By Richard von Busack


Freedom isn't free, it has to be paid for—that's what heated-up neo-patriots will tell you, having misread the Declaration of Independence's claim that freedom is an "unalienable right," neither to be given nor sold. Patricia Foulkrod's documentary The Ground Truth: After the Killing Ends sources more than a dozen Operation Iraqi Freedom vets and eight veterans' organizations that claim that we have yet to account for the the real cost of the war.

Foulkrod begins at the swearing in of Marines at the Venice Beach boardwalk in 2005. It's a beachside party with balloons and music. Recruiters allow children to play with their bazookas. Various interviewees—especially former Lt. Col. David Grossman, author of On Killing—describe the boot camp process that comes afterward.

Grossman claims the training is meant to override what he nicknames "the software"—the part of the normal person's midbrain that makes one refuse to kill. Breaking a recruit down is one matter. Putting him back together is another one. "A good soldier is a bad citizen," says nurse Mary Nguyen, meaning that the conditioned reflexes that make a man survive on the battlefield can be deadly in situations of ordinary stress back at home.

How fair and balanced is The Ground Truth? Foulkrod didn't find vets who believed they had done the right thing by sacrificing their limbs or their peace of mind. Iraqi Freedom vet Adrian Delgado claims that polls show that three-fourths of the troops stationed in Iraq want to come home within a year. Hard to believe, since so many of the troops voted for Bush.

Still, Nicholas Kristof of The New York Times reported this poll in February 2006; it also claims that 85 percent of those American soldiers surveyed believed that Saddam was responsible for Sept. 11. Some onscreen documentation of the poll would make Foulkrod less liable to the usual accusations of treason. She also doesn't differentiate between the vets complaining about the misery the VA put them through, as opposed to the ones who are genuinely against the war.
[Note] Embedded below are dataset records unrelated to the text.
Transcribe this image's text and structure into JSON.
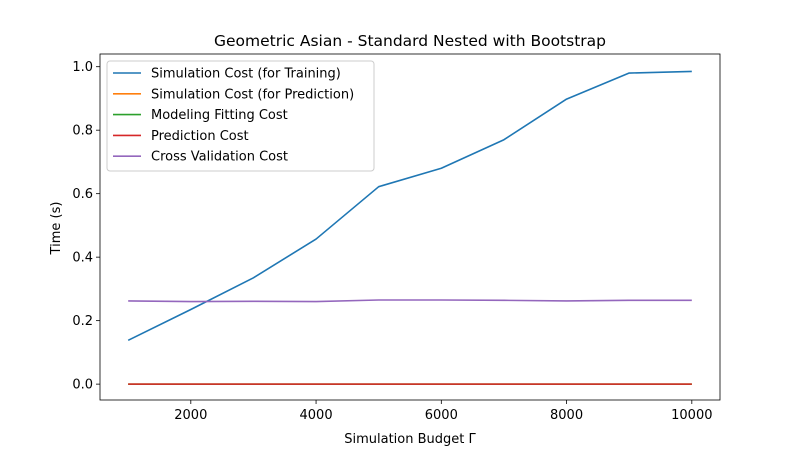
{
  "chart_data": {
    "type": "line",
    "title": "Geometric Asian - Standard Nested with Bootstrap",
    "xlabel": "Simulation Budget Γ",
    "ylabel": "Time (s)",
    "xlim": [
      550,
      10450
    ],
    "ylim": [
      -0.05,
      1.04
    ],
    "x": [
      1000,
      2000,
      3000,
      4000,
      5000,
      6000,
      7000,
      8000,
      9000,
      10000
    ],
    "xticks": [
      2000,
      4000,
      6000,
      8000,
      10000
    ],
    "yticks": [
      0.0,
      0.2,
      0.4,
      0.6,
      0.8,
      1.0
    ],
    "xtick_labels": [
      "2000",
      "4000",
      "6000",
      "8000",
      "10000"
    ],
    "ytick_labels": [
      "0.0",
      "0.2",
      "0.4",
      "0.6",
      "0.8",
      "1.0"
    ],
    "grid": false,
    "legend_position": "upper-left",
    "series": [
      {
        "name": "Simulation Cost (for Training)",
        "color": "#1f77b4",
        "values": [
          0.138,
          0.235,
          0.335,
          0.457,
          0.622,
          0.68,
          0.77,
          0.898,
          0.98,
          0.985
        ]
      },
      {
        "name": "Simulation Cost (for Prediction)",
        "color": "#ff7f0e",
        "values": [
          0.0,
          0.0,
          0.0,
          0.0,
          0.0,
          0.0,
          0.0,
          0.0,
          0.0,
          0.0
        ]
      },
      {
        "name": "Modeling Fitting Cost",
        "color": "#2ca02c",
        "values": [
          0.0,
          0.0,
          0.0,
          0.0,
          0.0,
          0.0,
          0.0,
          0.0,
          0.0,
          0.0
        ]
      },
      {
        "name": "Prediction Cost",
        "color": "#d62728",
        "values": [
          0.0,
          0.0,
          0.0,
          0.0,
          0.0,
          0.0,
          0.0,
          0.0,
          0.0,
          0.0
        ]
      },
      {
        "name": "Cross Validation Cost",
        "color": "#9467bd",
        "values": [
          0.262,
          0.26,
          0.261,
          0.26,
          0.265,
          0.265,
          0.264,
          0.262,
          0.264,
          0.264
        ]
      }
    ]
  }
}
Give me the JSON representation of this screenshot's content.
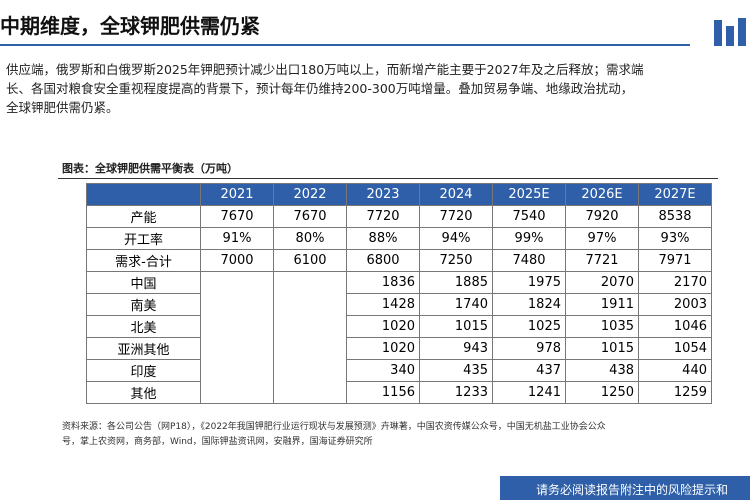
{
  "header": {
    "title": "中期维度，全球钾肥供需仍紧"
  },
  "body": {
    "bullet_lines": [
      "供应端，俄罗斯和白俄罗斯2025年钾肥预计减少出口180万吨以上，而新增产能主要于2027年及之后释放；需求端",
      "长、各国对粮食安全重视程度提高的背景下，预计每年仍维持200-300万吨增量。叠加贸易争端、地缘政治扰动，",
      "全球钾肥供需仍紧。"
    ]
  },
  "table": {
    "caption": "图表：全球钾肥供需平衡表（万吨）",
    "columns": [
      "2021",
      "2022",
      "2023",
      "2024",
      "2025E",
      "2026E",
      "2027E"
    ],
    "rows": [
      {
        "label": "产能",
        "cells": [
          "7670",
          "7670",
          "7720",
          "7720",
          "7540",
          "7920",
          "8538"
        ]
      },
      {
        "label": "开工率",
        "cells": [
          "91%",
          "80%",
          "88%",
          "94%",
          "99%",
          "97%",
          "93%"
        ]
      },
      {
        "label": "需求-合计",
        "cells": [
          "7000",
          "6100",
          "6800",
          "7250",
          "7480",
          "7721",
          "7971"
        ]
      },
      {
        "label": "中国",
        "cells": [
          null,
          null,
          "1836",
          "1885",
          "1975",
          "2070",
          "2170"
        ]
      },
      {
        "label": "南美",
        "cells": [
          null,
          null,
          "1428",
          "1740",
          "1824",
          "1911",
          "2003"
        ]
      },
      {
        "label": "北美",
        "cells": [
          null,
          null,
          "1020",
          "1015",
          "1025",
          "1035",
          "1046"
        ]
      },
      {
        "label": "亚洲其他",
        "cells": [
          null,
          null,
          "1020",
          "943",
          "978",
          "1015",
          "1054"
        ]
      },
      {
        "label": "印度",
        "cells": [
          null,
          null,
          "340",
          "435",
          "437",
          "438",
          "440"
        ]
      },
      {
        "label": "其他",
        "cells": [
          null,
          null,
          "1156",
          "1233",
          "1241",
          "1250",
          "1259"
        ]
      }
    ]
  },
  "source": {
    "lines": [
      "资料来源：各公司公告（网P18），《2022年我国钾肥行业运行现状与发展预测》卉琳著，中国农资传媒公众号，中国无机盐工业协会公众",
      "号，掌上农资网，商务部，Wind，国际钾盐资讯网，安融界，国海证券研究所"
    ]
  },
  "footer": {
    "text": "请务必阅读报告附注中的风险提示和"
  }
}
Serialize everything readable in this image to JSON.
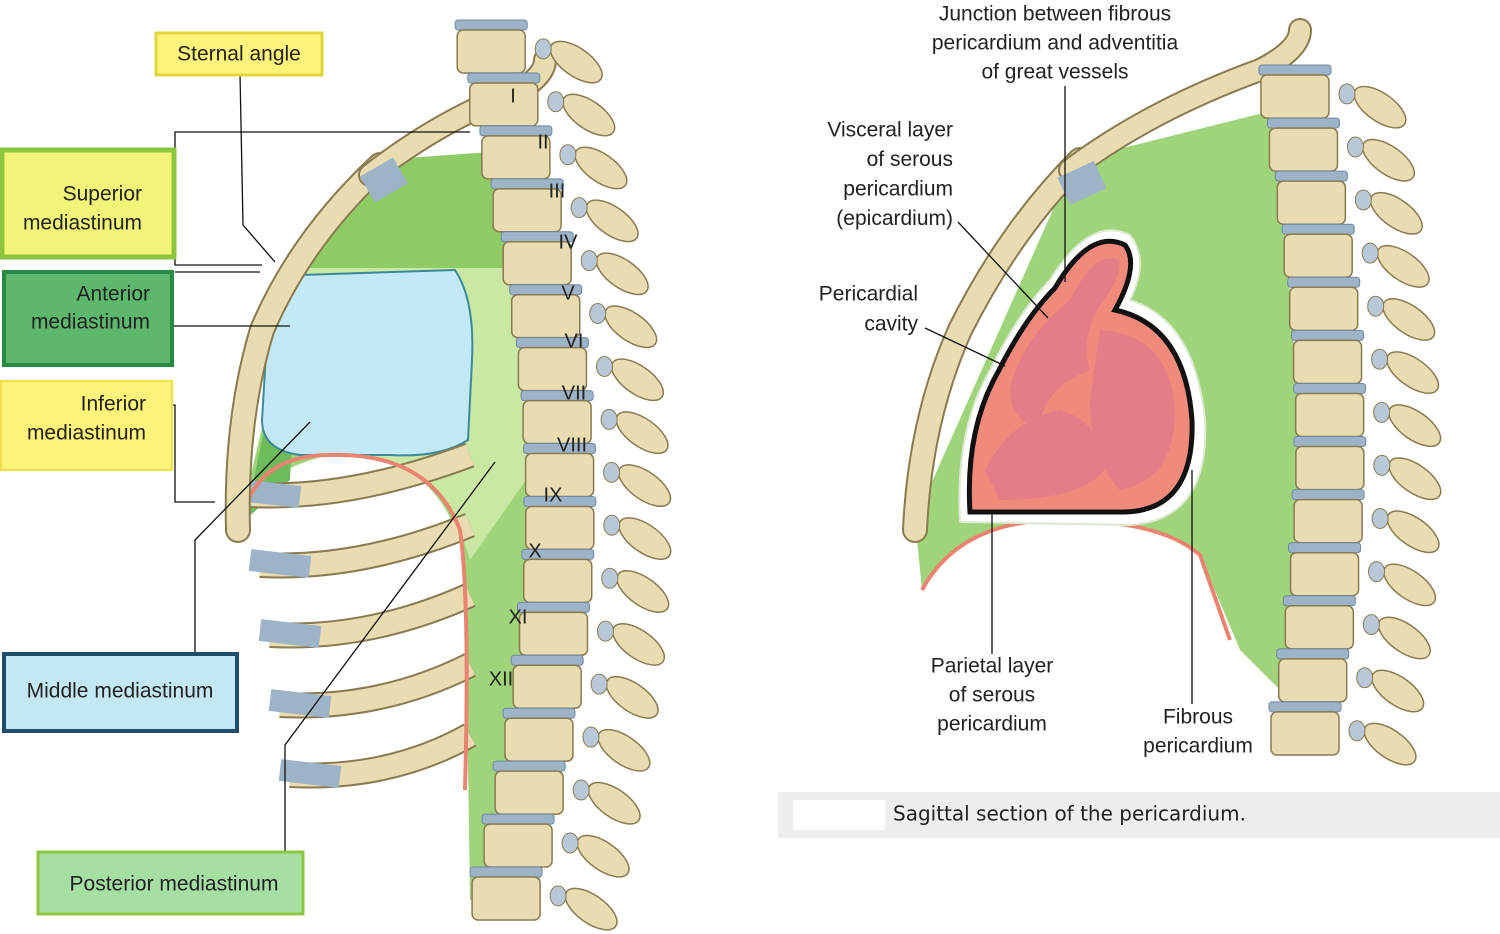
{
  "left": {
    "labels": [
      {
        "lines": [
          "Sternal angle"
        ]
      },
      {
        "lines": [
          "Superior",
          "mediastinum"
        ]
      },
      {
        "lines": [
          "Anterior",
          "mediastinum"
        ]
      },
      {
        "lines": [
          "Inferior",
          "mediastinum"
        ]
      },
      {
        "lines": [
          "Middle mediastinum"
        ]
      },
      {
        "lines": [
          "Posterior mediastinum"
        ]
      }
    ],
    "vertebrae": [
      "I",
      "II",
      "III",
      "IV",
      "V",
      "VI",
      "VII",
      "VIII",
      "IX",
      "X",
      "XI",
      "XII"
    ]
  },
  "right": {
    "labels": [
      {
        "lines": [
          "Junction between fibrous",
          "pericardium and adventitia",
          "of great vessels"
        ]
      },
      {
        "lines": [
          "Visceral layer",
          "of serous",
          "pericardium",
          "(epicardium)"
        ]
      },
      {
        "lines": [
          "Pericardial",
          "cavity"
        ]
      },
      {
        "lines": [
          "Parietal layer",
          "of serous",
          "pericardium"
        ]
      },
      {
        "lines": [
          "Fibrous",
          "pericardium"
        ]
      }
    ],
    "caption": "Sagittal section of the pericardium."
  }
}
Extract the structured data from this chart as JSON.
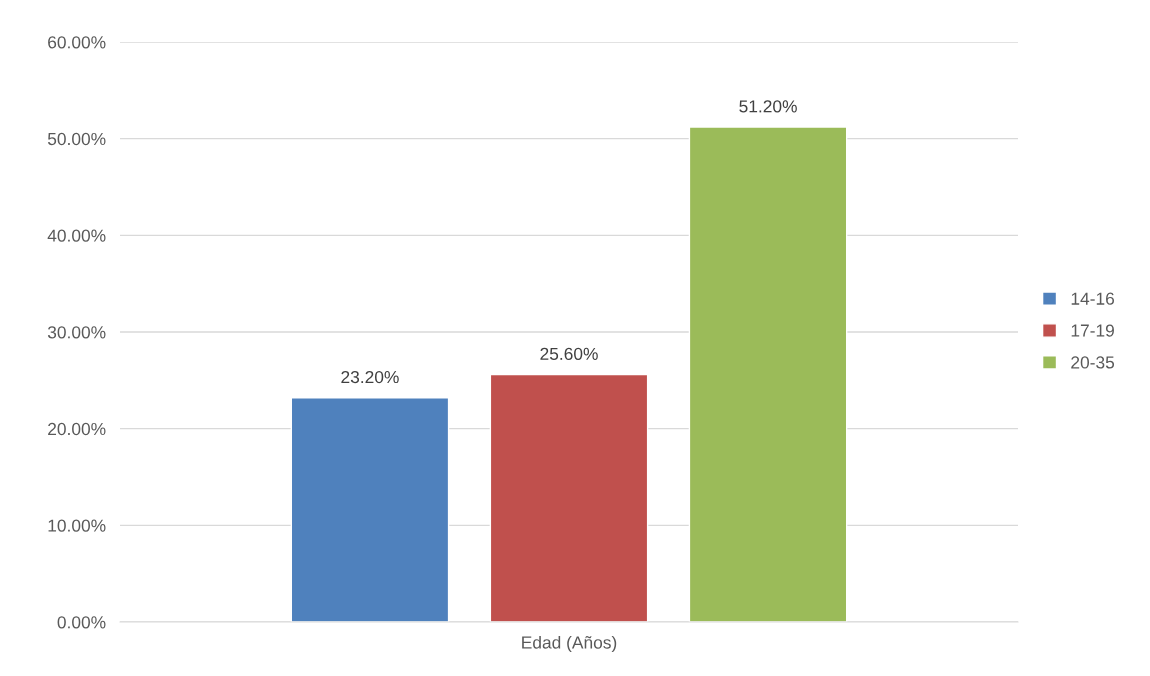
{
  "chart_data": {
    "type": "bar",
    "categories": [
      "Edad (Años)"
    ],
    "series": [
      {
        "name": "14-16",
        "color": "#4f81bd",
        "values": [
          23.2
        ],
        "value_labels": [
          "23.20%"
        ]
      },
      {
        "name": "17-19",
        "color": "#c0504d",
        "values": [
          25.6
        ],
        "value_labels": [
          "25.60%"
        ]
      },
      {
        "name": "20-35",
        "color": "#9bbb59",
        "values": [
          51.2
        ],
        "value_labels": [
          "51.20%"
        ]
      }
    ],
    "ylim": [
      0,
      60
    ],
    "yticks": [
      {
        "value": 0,
        "label": "0.00%"
      },
      {
        "value": 10,
        "label": "10.00%"
      },
      {
        "value": 20,
        "label": "20.00%"
      },
      {
        "value": 30,
        "label": "30.00%"
      },
      {
        "value": 40,
        "label": "40.00%"
      },
      {
        "value": 50,
        "label": "50.00%"
      },
      {
        "value": 60,
        "label": "60.00%"
      }
    ],
    "grid": "y",
    "legend": "right"
  }
}
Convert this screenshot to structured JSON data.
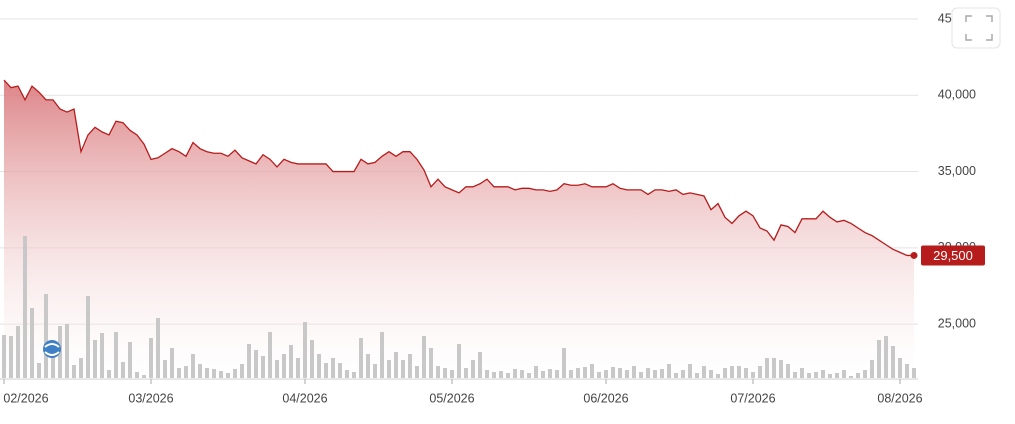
{
  "chart_data": {
    "type": "area-line",
    "categories": [
      "02/2026",
      null,
      null,
      null,
      null,
      null,
      null,
      null,
      null,
      null,
      null,
      null,
      null,
      null,
      null,
      null,
      null,
      null,
      null,
      null,
      null,
      "03/2026",
      null,
      null,
      null,
      null,
      null,
      null,
      null,
      null,
      null,
      null,
      null,
      null,
      null,
      null,
      null,
      null,
      null,
      null,
      null,
      null,
      null,
      "04/2026",
      null,
      null,
      null,
      null,
      null,
      null,
      null,
      null,
      null,
      null,
      null,
      null,
      null,
      null,
      null,
      null,
      null,
      null,
      null,
      null,
      "05/2026",
      null,
      null,
      null,
      null,
      null,
      null,
      null,
      null,
      null,
      null,
      null,
      null,
      null,
      null,
      null,
      null,
      null,
      null,
      null,
      null,
      null,
      "06/2026",
      null,
      null,
      null,
      null,
      null,
      null,
      null,
      null,
      null,
      null,
      null,
      null,
      null,
      null,
      null,
      null,
      null,
      null,
      null,
      null,
      "07/2026",
      null,
      null,
      null,
      null,
      null,
      null,
      null,
      null,
      null,
      null,
      null,
      null,
      null,
      null,
      null,
      null,
      null,
      null,
      null,
      null,
      "08/2026",
      null,
      null
    ],
    "series": [
      {
        "color": "#b71c1c",
        "values": [
          41000,
          40500,
          40600,
          39700,
          40600,
          40200,
          39700,
          39700,
          39100,
          38900,
          39100,
          36300,
          37400,
          37900,
          37600,
          37400,
          38300,
          38200,
          37700,
          37400,
          36800,
          35800,
          35900,
          36200,
          36500,
          36300,
          36000,
          36900,
          36500,
          36300,
          36200,
          36200,
          36000,
          36400,
          35900,
          35700,
          35500,
          36100,
          35800,
          35300,
          35800,
          35600,
          35500,
          35500,
          35500,
          35500,
          35500,
          35000,
          35000,
          35000,
          35000,
          35800,
          35500,
          35600,
          36000,
          36300,
          36000,
          36300,
          36300,
          35800,
          35100,
          34000,
          34500,
          34000,
          33800,
          33600,
          34000,
          34000,
          34200,
          34500,
          34000,
          34000,
          34000,
          33800,
          33900,
          33900,
          33800,
          33800,
          33700,
          33800,
          34200,
          34100,
          34100,
          34200,
          34000,
          34000,
          34000,
          34200,
          33900,
          33800,
          33800,
          33800,
          33500,
          33800,
          33800,
          33700,
          33800,
          33500,
          33600,
          33500,
          33400,
          32500,
          32900,
          32000,
          31600,
          32100,
          32400,
          32100,
          31300,
          31100,
          30500,
          31500,
          31400,
          31000,
          31900,
          31900,
          31900,
          32400,
          32000,
          31700,
          31800,
          31600,
          31300,
          31000,
          30800,
          30500,
          30200,
          29900,
          29700,
          29500,
          29500
        ]
      },
      {
        "color": "#c8c8c8",
        "volume": true,
        "values": [
          43,
          42,
          52,
          142,
          70,
          15,
          84,
          30,
          52,
          54,
          13,
          20,
          82,
          38,
          45,
          8,
          46,
          16,
          36,
          6,
          3,
          40,
          60,
          18,
          30,
          10,
          12,
          24,
          14,
          10,
          9,
          7,
          5,
          9,
          14,
          34,
          28,
          22,
          46,
          18,
          24,
          33,
          20,
          56,
          38,
          24,
          15,
          20,
          15,
          8,
          6,
          40,
          24,
          14,
          46,
          18,
          26,
          18,
          24,
          12,
          42,
          30,
          12,
          10,
          8,
          34,
          10,
          18,
          26,
          8,
          6,
          7,
          5,
          9,
          8,
          5,
          12,
          7,
          9,
          8,
          30,
          8,
          10,
          11,
          14,
          6,
          8,
          11,
          10,
          8,
          12,
          6,
          10,
          8,
          9,
          14,
          5,
          8,
          14,
          5,
          12,
          8,
          4,
          10,
          12,
          12,
          10,
          6,
          12,
          20,
          20,
          18,
          14,
          6,
          10,
          5,
          6,
          8,
          4,
          5,
          8,
          2,
          5,
          8,
          18,
          38,
          42,
          32,
          20,
          14,
          10
        ]
      }
    ],
    "ylim": [
      21400,
      45000
    ],
    "yticks": [
      {
        "value": 25000,
        "label": "25,000"
      },
      {
        "value": 30000,
        "label": "30,000"
      },
      {
        "value": 35000,
        "label": "35,000"
      },
      {
        "value": 40000,
        "label": "40,000"
      },
      {
        "value": 45000,
        "label": "45,000"
      }
    ],
    "volume_lim": [
      0,
      150
    ],
    "grid": true,
    "last_price": {
      "value": 29500,
      "label": "29,500"
    }
  }
}
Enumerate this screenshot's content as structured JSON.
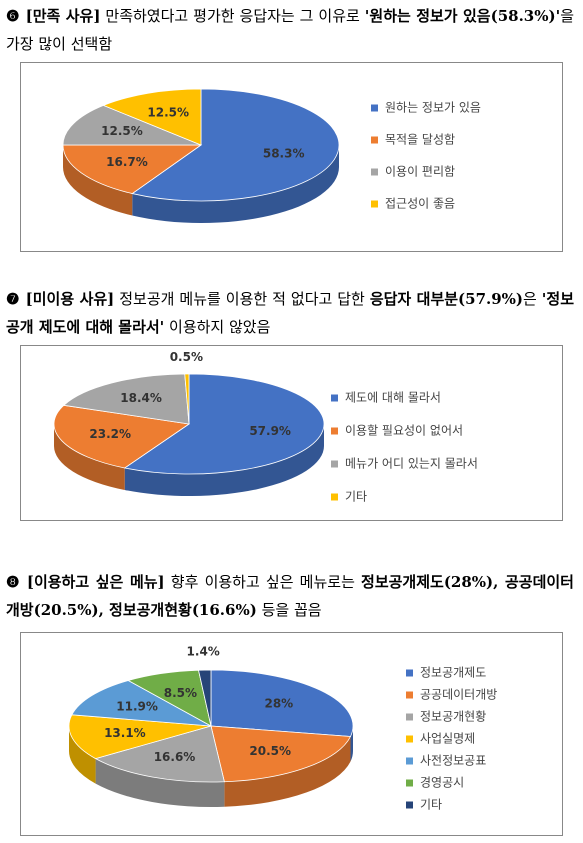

The Ground Truth's charges against the VA need to be answered. Waiting periods and time limits keep these walking wounded from getting the help they need. Former Staff Sgt. Jimmy J. Massey claims he was called "a conscientious objector" for trying to get counseling for his own trauma. According to ex–Army Ranger Steve Robinson and others, the new military policy for post-traumatic stress disorder is to treat soldiers while they're enlisted—which means that the burnt-out cases have to make a choice between going home and being treated. The Ground Truth argues that America is facing an enormous post-traumatic stress disorder problem even after these soldiers heal.

Needing something to cut to, Foulkrod chose photo montages and musical breaks ("Live Wire Snap" by Mos Def; "Day After Tomorrow" by Tom Waits). The photos are unanswerable—maimed or burnt children hinting at what these soldiers have witnessed ... or done. By contrast, the music has a doleful, mourning quality that goes against the grain of an angry movie. Mere questions of documentary aesthetics get put aside during a national emergency. The Ground Truth's Delgado's sums up: "If America actually listened to the veterans they claim to honor, things would change."


Movie Times The Ground Truth: After the Killing Ends (Unrated; 72 min.), a documentary by Patricia Foulkrod, opens Sept. 15 at the Embarcadero in San Francisco.